Depuis le lancement du projet BeeOmetrics en 2024, près de 200 BeeÔtels ont été installés à travers l'Europe. Les résultats complets de la collecte de données seront publiés début 2027 et seront disponibles sur www.beeometrics.com.
Earthworm Foundation prévoit de poursuivre ce travail en 2026, en intégrant de nouveaux capteurs dans les BeeÔtels afin de surveiller des indicateurs supplémentaires tels que la pollution atmosphérique (NO₂, NH₃, particules fines, PM2,5 et PM10), ainsi que la température et l'humidité. Ensemble, ces données nous aideront à mieux comprendre l'impact des arbres non seulement sur la biodiversité, mais aussi sur l'air que nous respirons.
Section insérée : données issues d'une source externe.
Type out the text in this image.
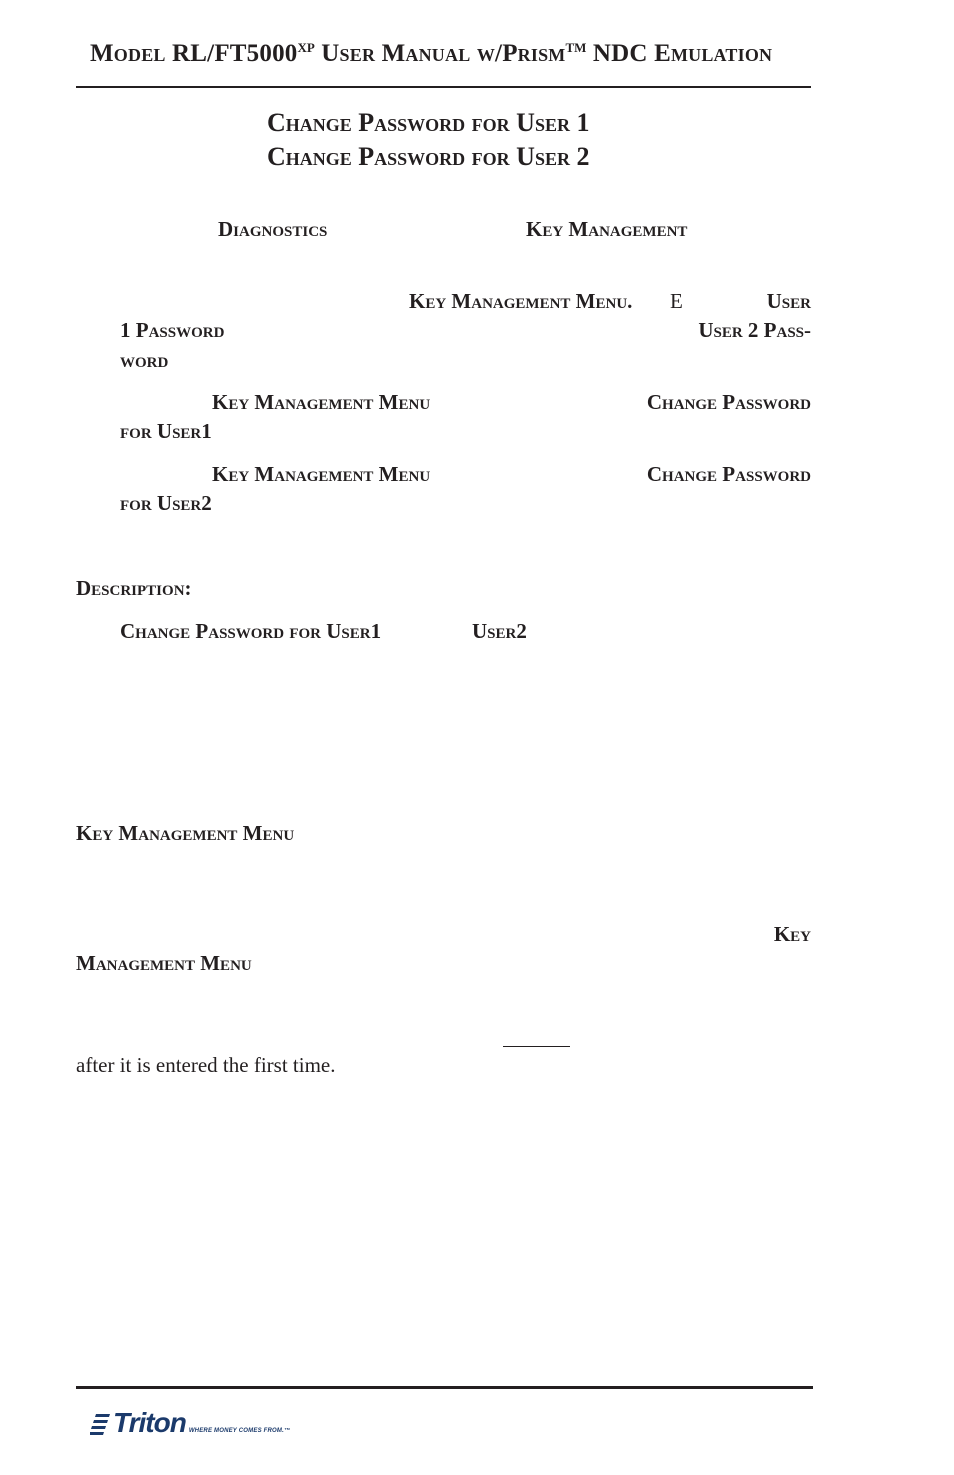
Model $RL/FT5000^{XP}$ User Manual w/Prism™ NDC Emulation
Change Password for User 1
Change Password for User 2
Diagnostics	Key Management
Key Management Menu. E	User
1 Password	User 2 Pass-
word
Key Management Menu	Change Password
for User1
Key Management Menu	Change Password
for User2
Description:
Change Password for User1	User2
Key Management Menu
Key
Management Menu
after it is entered the first time.
Triton WHERE MONEY COMES FROM.™
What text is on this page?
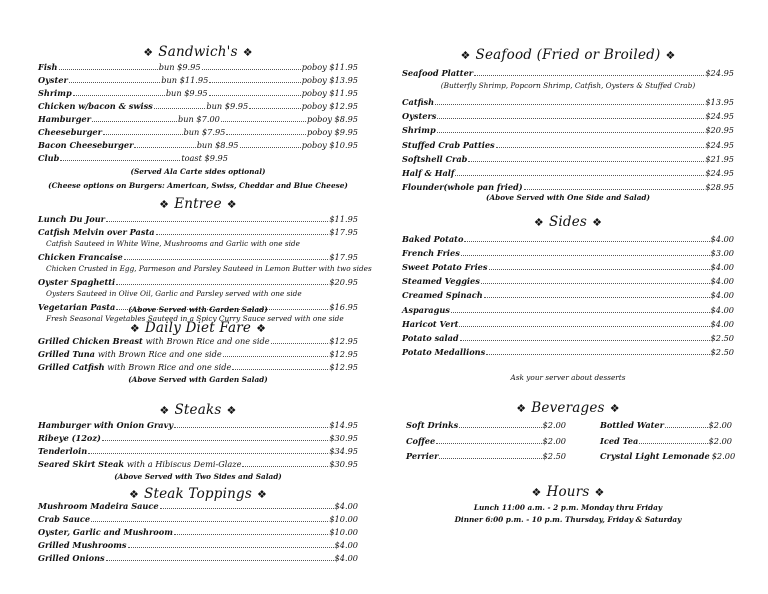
❖ Sandwich's ❖
Fish	bun $9.95	poboy $11.95
Oyster	bun $11.95	poboy $13.95
Shrimp	bun $9.95	poboy $11.95
Chicken w/bacon & swiss	bun $9.95	poboy $12.95
Hamburger	bun $7.00	poboy $8.95
Cheeseburger	bun $7.95	poboy $9.95
Bacon Cheeseburger	bun $8.95	poboy $10.95
Club	toast $9.95
(Served Ala Carte sides optional)
(Cheese options on Burgers: American, Swiss, Cheddar and Blue Cheese)
❖ Entree ❖
Lunch Du Jour	$11.95
Catfish Melvin over Pasta	$17.95
Catfish Sauteed in White Wine, Mushrooms and Garlic with one side
Chicken Francaise	$17.95
Chicken Crusted in Egg, Parmeson and Parsley Sauteed in Lemon Butter with two sides
Oyster Spaghetti	$20.95
Oysters Sauteed in Olive Oil, Garlic and Parsley served with one side
Vegetarian Pasta	$16.95
Fresh Seasonal Vegetables Sauteed in a Spicy Curry Sauce served with one side
(Above Served with Garden Salad)
❖ Daily Diet Fare ❖
Grilled Chicken Breast with Brown Rice and one side	$12.95
Grilled Tuna with Brown Rice and one side	$12.95
Grilled Catfish with Brown Rice and one side	$12.95
(Above Served with Garden Salad)
❖ Steaks ❖
Hamburger with Onion Gravy	$14.95
Ribeye (12oz)	$30.95
Tenderloin	$34.95
Seared Skirt Steak with a Hibiscus Demi-Glaze	$30.95
(Above Served with Two Sides and Salad)
❖ Steak Toppings ❖
Mushroom Madeira Sauce	$4.00
Crab Sauce	$10.00
Oyster, Garlic and Mushroom	$10.00
Grilled Mushrooms	$4.00
Grilled Onions	$4.00
❖ Seafood (Fried or Broiled) ❖
Seafood Platter	$24.95
(Butterfly Shrimp, Popcorn Shrimp, Catfish, Oysters & Stuffed Crab)
Catfish	$13.95
Oysters	$24.95
Shrimp	$20.95
Stuffed Crab Patties	$24.95
Softshell Crab	$21.95
Half & Half	$24.95
Flounder(whole pan fried)	$28.95
(Above Served with One Side and Salad)
❖ Sides ❖
Baked Potato	$4.00
French Fries	$3.00
Sweet Potato Fries	$4.00
Steamed Veggies	$4.00
Creamed Spinach	$4.00
Asparagus	$4.00
Haricot Vert	$4.00
Potato salad	$2.50
Potato Medallions	$2.50
Ask your server about desserts
❖ Beverages ❖
Soft Drinks	$2.00
Coffee	$2.00
Perrier	$2.50
Bottled Water	$2.00
Iced Tea	$2.00
Crystal Light Lemonade $2.00
❖ Hours ❖
Lunch 11:00 a.m. - 2 p.m. Monday thru Friday
Dinner 6:00 p.m. - 10 p.m. Thursday, Friday & Saturday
Au fond, ce projet porte sur la régénération, la terre, les relations et la manière dont nous observons et interagissons avec la nature. Il reflète la conviction de la Earthworm Foundation selon laquelle les arbres sont nos alliés dans les terres agricoles et que l'innovation ne doit pas nécessairement être synonyme de perturbation ; elle peut aussi signifier une écoute plus attentive des systèmes qui fonctionnent déjà.
En s'associant aux abeilles et en utilisant une technologie réfléchie, BeeOmetrics offre une voie à suivre, fondée sur la science, mais aussi sur l'humilité. Cela nous rappelle que parfois, les plus petits travailleurs peuvent nous révéler les plus grandes vérités. Et que le changement commence souvent par les actions les plus discrètes, comme une abeille qui trouve refuge dans un abri en bois et un agriculteur qui choisit d'y prêter attention.